Euripides, the youngest of the trio of great Greek tragedians was born at Salamis in 480 B.C., on the day when the Greeks won their momentous naval victory there over the fleet of the Persians. The precise social status of his parents is not clear but he received a good education, was early distinguished as an athlete, and showed talent in painting and oratory. He was a fellow student of Pericles, and his dramas show the influence of the philosophical ideas of Anaxagoras and of Socrates, with whom he was personally intimate. Like Socrates, he was accused of impiety, and this, along with domestic infelicity, has been supposed to afford a motive for his withdrawal from Athens, first to Magnesia and later to the court of Anchelaues in Macedonia where he died in 406 B.C.
The first tragedy of Euripides was produced when he was about twenty-five, and he was several times a victor in the tragic contests. In spite of the antagonisms which he aroused and the criticisms which were hurled upon him in, for example, the comedies of Aristophanes, he attained a very great popularity; and Plutarch tells that those Athenians who were taken captive in the disastrous Sicilian expedition of 413 B.C. were offered freedom by their captors if they could recite from the works of Euripides. Of the hundred and twenty dramas ascribed to Euripides, there have come down to us complete eighteen tragedies and one satyric drama, “Cyclops,” beside numerous fragments.

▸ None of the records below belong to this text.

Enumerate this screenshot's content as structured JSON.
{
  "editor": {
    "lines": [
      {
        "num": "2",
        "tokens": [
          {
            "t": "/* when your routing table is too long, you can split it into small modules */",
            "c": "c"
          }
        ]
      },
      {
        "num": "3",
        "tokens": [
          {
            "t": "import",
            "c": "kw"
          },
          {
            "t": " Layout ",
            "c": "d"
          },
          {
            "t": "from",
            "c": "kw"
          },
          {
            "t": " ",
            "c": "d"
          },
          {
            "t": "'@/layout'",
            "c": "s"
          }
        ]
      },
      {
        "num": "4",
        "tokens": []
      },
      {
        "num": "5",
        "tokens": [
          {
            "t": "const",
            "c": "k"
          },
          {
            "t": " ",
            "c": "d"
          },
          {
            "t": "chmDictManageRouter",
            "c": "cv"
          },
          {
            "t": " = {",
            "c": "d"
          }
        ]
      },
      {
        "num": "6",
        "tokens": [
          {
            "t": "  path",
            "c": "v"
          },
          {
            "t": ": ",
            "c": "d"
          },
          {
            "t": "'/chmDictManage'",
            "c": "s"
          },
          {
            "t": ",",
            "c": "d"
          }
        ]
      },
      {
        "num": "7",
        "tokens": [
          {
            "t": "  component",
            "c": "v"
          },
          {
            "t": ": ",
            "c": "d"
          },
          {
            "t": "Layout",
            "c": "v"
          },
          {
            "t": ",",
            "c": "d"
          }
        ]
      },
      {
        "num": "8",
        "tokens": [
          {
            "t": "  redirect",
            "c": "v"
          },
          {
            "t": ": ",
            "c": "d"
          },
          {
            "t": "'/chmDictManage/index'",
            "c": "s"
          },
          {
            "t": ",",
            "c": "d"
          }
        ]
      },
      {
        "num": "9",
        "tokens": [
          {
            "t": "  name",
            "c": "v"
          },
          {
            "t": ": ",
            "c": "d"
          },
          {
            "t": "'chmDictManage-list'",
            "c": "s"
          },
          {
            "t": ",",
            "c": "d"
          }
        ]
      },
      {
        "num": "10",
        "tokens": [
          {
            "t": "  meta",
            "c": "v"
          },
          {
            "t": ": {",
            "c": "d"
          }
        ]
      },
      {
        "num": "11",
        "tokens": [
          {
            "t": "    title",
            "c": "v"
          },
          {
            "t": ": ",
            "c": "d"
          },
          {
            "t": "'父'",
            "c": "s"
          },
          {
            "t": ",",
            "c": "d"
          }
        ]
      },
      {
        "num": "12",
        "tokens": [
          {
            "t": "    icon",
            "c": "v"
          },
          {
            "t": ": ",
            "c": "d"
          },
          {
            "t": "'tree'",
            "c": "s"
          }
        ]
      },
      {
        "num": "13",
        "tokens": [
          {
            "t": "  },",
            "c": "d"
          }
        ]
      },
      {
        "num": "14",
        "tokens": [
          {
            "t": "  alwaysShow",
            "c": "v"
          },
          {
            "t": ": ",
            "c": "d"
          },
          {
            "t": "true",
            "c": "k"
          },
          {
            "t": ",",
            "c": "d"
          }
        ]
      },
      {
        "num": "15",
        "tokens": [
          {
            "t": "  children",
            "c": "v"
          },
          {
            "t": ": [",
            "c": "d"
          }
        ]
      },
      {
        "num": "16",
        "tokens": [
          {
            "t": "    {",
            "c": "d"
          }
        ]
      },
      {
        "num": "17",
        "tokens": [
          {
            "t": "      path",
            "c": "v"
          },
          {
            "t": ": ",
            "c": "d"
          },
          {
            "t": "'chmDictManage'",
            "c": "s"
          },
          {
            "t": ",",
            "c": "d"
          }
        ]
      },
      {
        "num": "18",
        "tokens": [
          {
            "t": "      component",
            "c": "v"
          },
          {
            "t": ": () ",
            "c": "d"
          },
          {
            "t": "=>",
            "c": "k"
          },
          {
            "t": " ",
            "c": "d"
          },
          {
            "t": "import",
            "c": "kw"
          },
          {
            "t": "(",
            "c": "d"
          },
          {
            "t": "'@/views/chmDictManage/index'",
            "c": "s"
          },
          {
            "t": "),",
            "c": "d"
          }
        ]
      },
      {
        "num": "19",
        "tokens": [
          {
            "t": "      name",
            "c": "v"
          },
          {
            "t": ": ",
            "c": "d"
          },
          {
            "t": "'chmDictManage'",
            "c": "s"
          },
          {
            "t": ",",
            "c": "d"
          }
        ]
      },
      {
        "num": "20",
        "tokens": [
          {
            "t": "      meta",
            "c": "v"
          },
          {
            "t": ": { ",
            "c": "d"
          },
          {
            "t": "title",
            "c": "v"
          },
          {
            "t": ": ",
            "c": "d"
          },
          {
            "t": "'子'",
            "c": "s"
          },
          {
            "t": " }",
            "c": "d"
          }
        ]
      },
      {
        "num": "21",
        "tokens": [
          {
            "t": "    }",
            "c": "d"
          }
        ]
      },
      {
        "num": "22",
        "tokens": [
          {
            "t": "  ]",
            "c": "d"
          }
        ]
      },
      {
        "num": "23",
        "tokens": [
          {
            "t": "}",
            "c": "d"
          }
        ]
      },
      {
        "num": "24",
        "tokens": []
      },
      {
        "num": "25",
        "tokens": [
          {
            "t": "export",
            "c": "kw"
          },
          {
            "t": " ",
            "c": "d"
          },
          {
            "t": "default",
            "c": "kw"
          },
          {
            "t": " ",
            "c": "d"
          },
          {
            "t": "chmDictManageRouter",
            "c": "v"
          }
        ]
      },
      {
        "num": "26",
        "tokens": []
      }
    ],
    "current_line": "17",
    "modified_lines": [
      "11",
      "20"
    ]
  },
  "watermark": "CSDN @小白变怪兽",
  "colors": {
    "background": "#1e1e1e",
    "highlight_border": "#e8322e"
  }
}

The works of Euripides are generally regarded as showing the beginning of the decline of Greek tragedy. The idea of Fate hitherto dominant in the plays of his predecessors, tends to be degraded by him into mere chance; the characters lose much of their ideal quality; and even gods and heroes are represented as moved by the petty motives of ordinary humanity. The chorus is often quite detached from the action; the poetry is florid; and the action is frequently tinged with sensationalism. In spite of all this, Euripides remains a great poet; and his picturesqueness and tendencies to what are now called realism and romanticism, while marking his inferiority to the chaste classicism of Sophocles, bring him more easily within the sympathetic interest of the modern reader.
THE GODDESS APHRODITE
THESEUS, King of Athens and Trozên
PHAEDRA, daughter of Minos, King of Crete, wife to Theseus
HIPPOLYTUS, bastard son of Theseus and the Amazon Hippolyte
THE NURSE OF PHAEDRA
A HENCHMAN OF HIPPOLYTUS
THE GODDESS ARTEMIS
AN OLD HUNTSMAN
A CHORUS OF HUNTSMEN
ATTENDANTS ON THE THREE ROYAL PERSONS
A CHORUS OF TROZENIAN WOMEN, WITH THEIR LEADER
The scene is laid in Trozên. The play was first acted when Epameinon was Archon, Olympiad 87, year 4 (B.C. 429). Euripides was first, Iophon second, Ion third.
Great among men, and not unnamed am I,
The Cyprian, in God’s inmost halls on high.
And wheresoe’er from Pontus to the far
Red West men dwell, and see the glad day-star,
And worship Me, the pious heart I bless,
And wreck that life that lives in stubbornness.
For that there is, even in a great God’s mind,
That hungereth for the praise of human kind.
So runs my word; and soon the very deed
Shall follow. For this Prince of Theseus’ seed,
Hippolytus, child of that dead Amazon,
And reared by saintly Pittheus in his own
Strait ways, hath dared, alone of all Trozên,
To hold me least of spirits and most mean,
And spurns my spell and seeks no woman’s kiss,
But great Apollo’s sister, Artemis,
He holds of all most high, gives love and praise,
And through the wild dark woods for ever strays,
He and the Maid together, with swift hounds
To slay all angry beasts from out these bounds,
To more than mortal friendship consecrate!
I grudge it not. No grudge know I, nor hate;
Yet, seeing he hath offended, I this day
Shall smite Hippolytus. Long since my way
Was opened, nor needs now much labour more.
For once from Pittheus’ castle to the shore
Of Athens came Hippolytus over-seas
Seeking the vision of the Mysteries.
And Phaedra there, his father’s Queen high-born;
Saw him, and as she saw, her heart was torn
With great love, by the working of my will.
And for his sake, long since, on Pallas’ hill,
Deep in the rock, that Love no more might roam,
She built a shrine, and named it Love-at-home:
And the rock held it, but its face alway
Seeks Trozên o’er the seas. Then came the day
When Theseus, for the blood of kinsmen shed,
Spake doom of exile on himself, and fled,
Phaedra beside him, even to this Trozên.
And here that grievous and amazed Queen,
Wounded and wondering, with ne’er a word,
Wastes slowly; and her secret none hath heard
But never thus this love shall end!
To Theseus’ ear some whisper will I send,
And all be bare! And that proud Prince, my foe,
His sire shall slay with curses. Even so
Endeth that boon the great Lord of the Main
To Theseus gave, the Three Prayers not in vain.